SDカード切り取り後に消えたファイルを復元する方法
SDカードから写真・動画・文書を「切り取り」したあと、貼り付け先にも元のSDカードにもファイルが見当たらないことがあります。この場合でも、データが完全に消えたとは限りません。復元できる可能性を高めるために、まず大切なのは SDカードへの新しい書き込みを止めること です。この記事では、切り取り後にファイルが消えた時の確認ポイントと、AOMEI FastRecoveryを使ってSDカードのデータを復元する手順を紹介します。
切り取り後にファイルが消えたら、まずSDカードを使わない
SDカード切り取り後にファイルが消えたことに気づいたら、SDカードに新しいデータを保存しないでください。写真を撮る、動画を保存する、別のファイルをコピーする、といった操作は避けたほうが安全です。
削除または移動に失敗したデータは、すぐに完全消去されるわけではなく、上書きされるまで残っている場合があります。
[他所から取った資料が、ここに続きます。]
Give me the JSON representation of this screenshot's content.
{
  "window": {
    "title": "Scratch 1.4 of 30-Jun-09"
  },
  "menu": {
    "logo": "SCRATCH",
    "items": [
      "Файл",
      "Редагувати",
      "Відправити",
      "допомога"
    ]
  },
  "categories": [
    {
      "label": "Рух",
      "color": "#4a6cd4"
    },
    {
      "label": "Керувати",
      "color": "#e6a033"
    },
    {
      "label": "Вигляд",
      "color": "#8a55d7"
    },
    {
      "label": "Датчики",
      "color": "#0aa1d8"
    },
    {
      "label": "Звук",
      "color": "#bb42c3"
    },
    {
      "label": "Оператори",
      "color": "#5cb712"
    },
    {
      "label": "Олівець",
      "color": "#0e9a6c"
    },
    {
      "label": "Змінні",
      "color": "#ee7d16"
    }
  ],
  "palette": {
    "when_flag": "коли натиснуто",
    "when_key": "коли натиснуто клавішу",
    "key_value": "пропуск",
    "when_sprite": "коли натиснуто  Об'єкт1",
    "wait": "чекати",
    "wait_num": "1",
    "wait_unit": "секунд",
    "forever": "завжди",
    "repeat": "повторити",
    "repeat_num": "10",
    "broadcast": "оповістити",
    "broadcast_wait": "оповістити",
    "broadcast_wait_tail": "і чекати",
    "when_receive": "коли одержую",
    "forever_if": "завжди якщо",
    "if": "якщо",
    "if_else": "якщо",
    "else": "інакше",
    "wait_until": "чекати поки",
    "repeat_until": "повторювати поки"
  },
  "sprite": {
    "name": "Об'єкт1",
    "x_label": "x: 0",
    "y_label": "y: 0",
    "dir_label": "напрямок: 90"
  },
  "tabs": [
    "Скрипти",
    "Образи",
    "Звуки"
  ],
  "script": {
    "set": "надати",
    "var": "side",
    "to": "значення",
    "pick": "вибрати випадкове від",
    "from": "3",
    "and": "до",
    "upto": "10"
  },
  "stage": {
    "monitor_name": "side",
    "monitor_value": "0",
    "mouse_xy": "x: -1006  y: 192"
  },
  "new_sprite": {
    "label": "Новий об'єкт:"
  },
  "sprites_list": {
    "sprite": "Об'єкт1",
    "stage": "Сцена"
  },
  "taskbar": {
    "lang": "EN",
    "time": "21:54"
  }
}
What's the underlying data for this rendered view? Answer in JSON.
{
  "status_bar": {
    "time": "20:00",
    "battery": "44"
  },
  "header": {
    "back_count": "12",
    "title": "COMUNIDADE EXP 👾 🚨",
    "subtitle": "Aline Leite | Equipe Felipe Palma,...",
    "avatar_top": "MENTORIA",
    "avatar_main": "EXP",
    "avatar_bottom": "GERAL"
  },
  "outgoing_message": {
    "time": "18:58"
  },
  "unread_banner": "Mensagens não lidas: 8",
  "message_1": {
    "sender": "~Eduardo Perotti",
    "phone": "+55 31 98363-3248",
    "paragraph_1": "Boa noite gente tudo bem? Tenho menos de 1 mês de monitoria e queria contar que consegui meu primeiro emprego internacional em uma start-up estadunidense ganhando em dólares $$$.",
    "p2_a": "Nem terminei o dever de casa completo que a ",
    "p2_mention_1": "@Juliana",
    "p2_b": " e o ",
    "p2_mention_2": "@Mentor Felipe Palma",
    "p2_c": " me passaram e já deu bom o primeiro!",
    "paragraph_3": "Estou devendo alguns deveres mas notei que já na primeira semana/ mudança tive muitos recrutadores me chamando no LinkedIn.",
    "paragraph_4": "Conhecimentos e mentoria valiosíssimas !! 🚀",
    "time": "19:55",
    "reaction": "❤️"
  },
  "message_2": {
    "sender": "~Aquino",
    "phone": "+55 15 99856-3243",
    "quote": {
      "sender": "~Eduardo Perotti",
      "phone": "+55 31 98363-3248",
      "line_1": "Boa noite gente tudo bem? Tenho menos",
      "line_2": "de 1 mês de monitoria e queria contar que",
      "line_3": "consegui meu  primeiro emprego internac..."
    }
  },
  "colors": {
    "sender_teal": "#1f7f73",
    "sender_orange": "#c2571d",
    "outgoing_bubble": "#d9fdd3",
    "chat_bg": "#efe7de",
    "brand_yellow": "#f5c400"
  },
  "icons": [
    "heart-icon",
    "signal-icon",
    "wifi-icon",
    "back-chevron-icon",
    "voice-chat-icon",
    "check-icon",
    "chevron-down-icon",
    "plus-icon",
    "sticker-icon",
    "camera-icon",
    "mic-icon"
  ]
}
つまり、消えた後の操作が少ないほど、復元できる可能性は高くなります。
まずは次の対応をしてください。
SDカードの切り取りでファイルが消える原因
「コピー」は元のファイルを残しますが、「切り取り」はファイルを別の場所へ移動します。そのため、移動中に問題が起きると、元のSDカードにも貼り付け先にもファイルが見えない状態になることがあります。
よくある原因は次の通りです。
-
貼り付け先のフォルダを間違えた
-
移動中にSDカードを抜いた
-
カードリーダーやUSB接続が不安定だった
-
ファイルの移動が途中で中断された
-
SDカードにファイルシステムエラーがある
-
ファイル名や拡張子で正しく検索できていない
特に、動画や大量の写真を移動している途中で接続が切れた場合、処理が中途半端になり、ファイルが見つからなくなることがあります。
方法1. 貼り付け先とPC内を検索する
復元ソフトを使う前に、まず貼り付け先を確認しましょう。ファイルが消えたように見えても、別のフォルダに移動されているだけの場合があります。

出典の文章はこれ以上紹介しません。